Já a pesquisadora Marie Santini, responsável pelo relatório “Panorama da Infodemia Socioambiental” desenvolvido pelo NETLAB UFRJ, afirma que isso é “uma das pautas centrais na propaganda política da extrema direita brasileira, servindo de argumento para o desmonte da proteção do meio ambiente e o avanço sistemático de atividades extrativistas no Brasil”. O estudo, lançado esse ano, diz ainda que:

“Bolsonaro conseguiu instrumentalizar todo o ecossistema de mídia e garantiu visibilidade com declarações conspiratórias, negacionistas e populistas.” A fim de justificar suas atitudes anti-indigenista, de destruição ambiental e incentivar até mesmo invasões a territórios protegidos.

A pedido da Pública, o NetLab complementou o levantamento, incluindo postagens dos primeiros meses deste ano. Sob o governo de Luís Inácio Lula da Silva (PT), o conteúdo dos anúncios na Meta mudou um pouco. Passaram a focar, por exemplo, em fatos políticos em debate, como a CPI do MST, ou a discussão sobre o marco temporal para terras indígenas. Foram detectados vários anúncios da FPA, pagos pelo Instituto Pensar Agro, com desinformações sobre o agro, por exemplo, além de críticas à política ambiental do novo governo

Em meados deste mês, o próprio Miranda afirmou que “o agronegócio não desmata”, em um anúncio pago do Canal Rural e veiculado no Google para promover a entrevista concedida ao PodPlantar, da Jotabasso.

Nessa entrevista, ele lança mão de mais um dado não corroborado por outros pesquisadores: de que R$ 3 trilhões estariam imobilizados em propriedades rurais no Brasil por causa da área que precisa ser mantida preservada em cumprimento do Código Florestal. Ele apresentou esse cálculo pela primeira vez em 2018, em palestra do Foro de Agricultura da América Latina, considerada um marco da desinformação ambiental iniciada antes mesmo de Bolsonaro ser eleito. O vídeo principal soma mais de 440 mil visualizações no YouTube, mas há diversos cortes dele espalhados pela rede que aumentaram seu alcance.
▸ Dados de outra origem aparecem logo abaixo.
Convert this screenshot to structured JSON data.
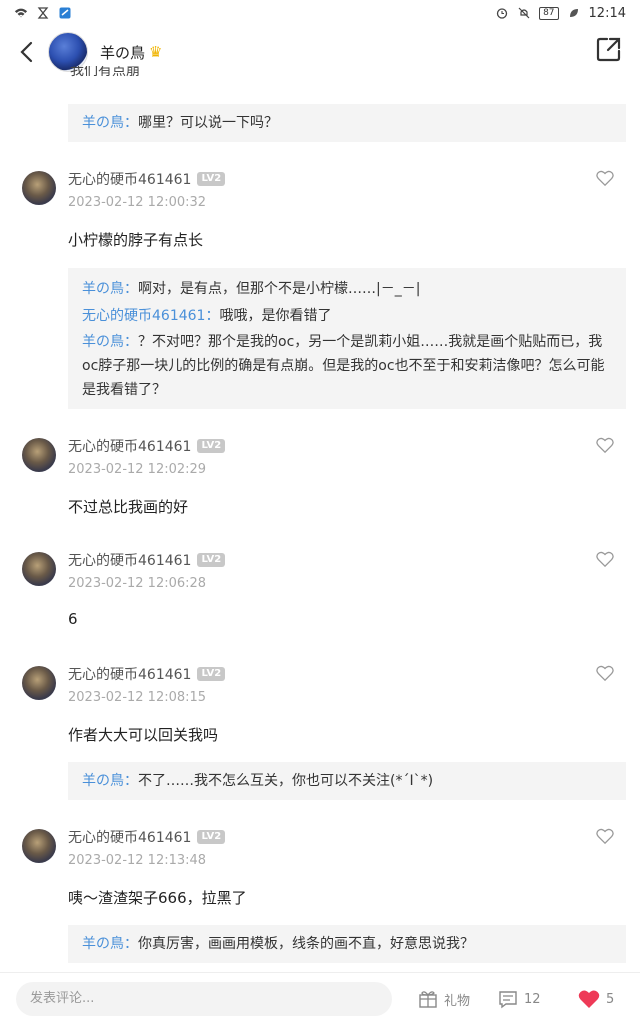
{
  "status": {
    "time": "12:14",
    "battery": "87"
  },
  "header": {
    "title": "羊の鳥",
    "crown": "♛"
  },
  "top_clipped": "我们有点崩",
  "replies_top": {
    "author": "羊の鳥：",
    "text": "哪里？可以说一下吗？"
  },
  "comments": [
    {
      "name": "无心的硬币461461",
      "level": "LV2",
      "time": "2023-02-12 12:00:32",
      "text": "小柠檬的脖子有点长",
      "replies": [
        {
          "author": "羊の鳥：",
          "text": "啊对，是有点，但那个不是小柠檬……|－_－|"
        },
        {
          "author": "无心的硬币461461：",
          "text": "哦哦，是你看错了"
        },
        {
          "author": "羊の鳥：",
          "text": "？不对吧？那个是我的oc，另一个是凯莉小姐……我就是画个贴贴而已，我oc脖子那一块儿的比例的确是有点崩。但是我的oc也不至于和安莉洁像吧？怎么可能是我看错了？"
        }
      ]
    },
    {
      "name": "无心的硬币461461",
      "level": "LV2",
      "time": "2023-02-12 12:02:29",
      "text": "不过总比我画的好"
    },
    {
      "name": "无心的硬币461461",
      "level": "LV2",
      "time": "2023-02-12 12:06:28",
      "text": "6"
    },
    {
      "name": "无心的硬币461461",
      "level": "LV2",
      "time": "2023-02-12 12:08:15",
      "text": "作者大大可以回关我吗",
      "replies": [
        {
          "author": "羊の鳥：",
          "text": "不了……我不怎么互关，你也可以不关注(*´I`*)"
        }
      ]
    },
    {
      "name": "无心的硬币461461",
      "level": "LV2",
      "time": "2023-02-12 12:13:48",
      "text": "咦～渣渣架子666，拉黑了",
      "replies": [
        {
          "author": "羊の鳥：",
          "text": "你真厉害，画画用模板，线条的画不直，好意思说我？"
        }
      ]
    }
  ],
  "bottom": {
    "input_placeholder": "发表评论...",
    "gift_label": "礼物",
    "comment_count": "12",
    "like_count": "5"
  }
}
Foto: Marcos Oliveira/ Agência Senado

Em vídeo curto publicado no Dia Mundial do Meio Ambiente deste ano no canal Terraviva, ele voltou a citar o dado. “Hoje, 5 de junho, é o Dia Mundial do Meio Ambiente. Deveria ser também aqui no Brasil, um dia para se homenagear o mundo rural, em particular os produtores rurais. Porque não existe neste país ninguém que dedique tanto tempo, tantos recursos à preservação do meio ambiente quanto o produtor rural e mesmo assim muito maltratado nesse tema”, enalteceu.

Essa matéria foi feita com informações da emissora alemã Deutsche Welle (DW) e da Agência Pública de Jornalismo Investigativo. Ambos grupos jornalísticos entraram em contato com os citados nas reportagens e obtiveram as seguintes respostas:

DW: “Ricardo Felício, Luiz Molion e Eduardo de Miranda não responderam aos pedidos de entrevista feitos pela reportagem.”

Pública:

  • Molion: “Quem sabe em uma outra oportunidade em que eu tenha tempo disponível. Acho que você deveria ver esses assuntos com um olhar mais crítico e não aceitar tudo que você ouve. Sucesso!”
  • Notícias Agrícolas: “O jornalismo do Notícias Agrícolas é pautado pela premissa de ouvir especialistas que sejam experientes o bastante para tratarem dos temas propostos, como é o caso do Dr. Luiz Carlos Molion e a climatologia. Nosso papel, enquanto repórteres, é apenas o de promover debates, ouvir contraposições e garantir que nossa audiência tenha sempre, e constantemente, informações responsavelmente apuradas.”

Com informações da DW e Agência Pública.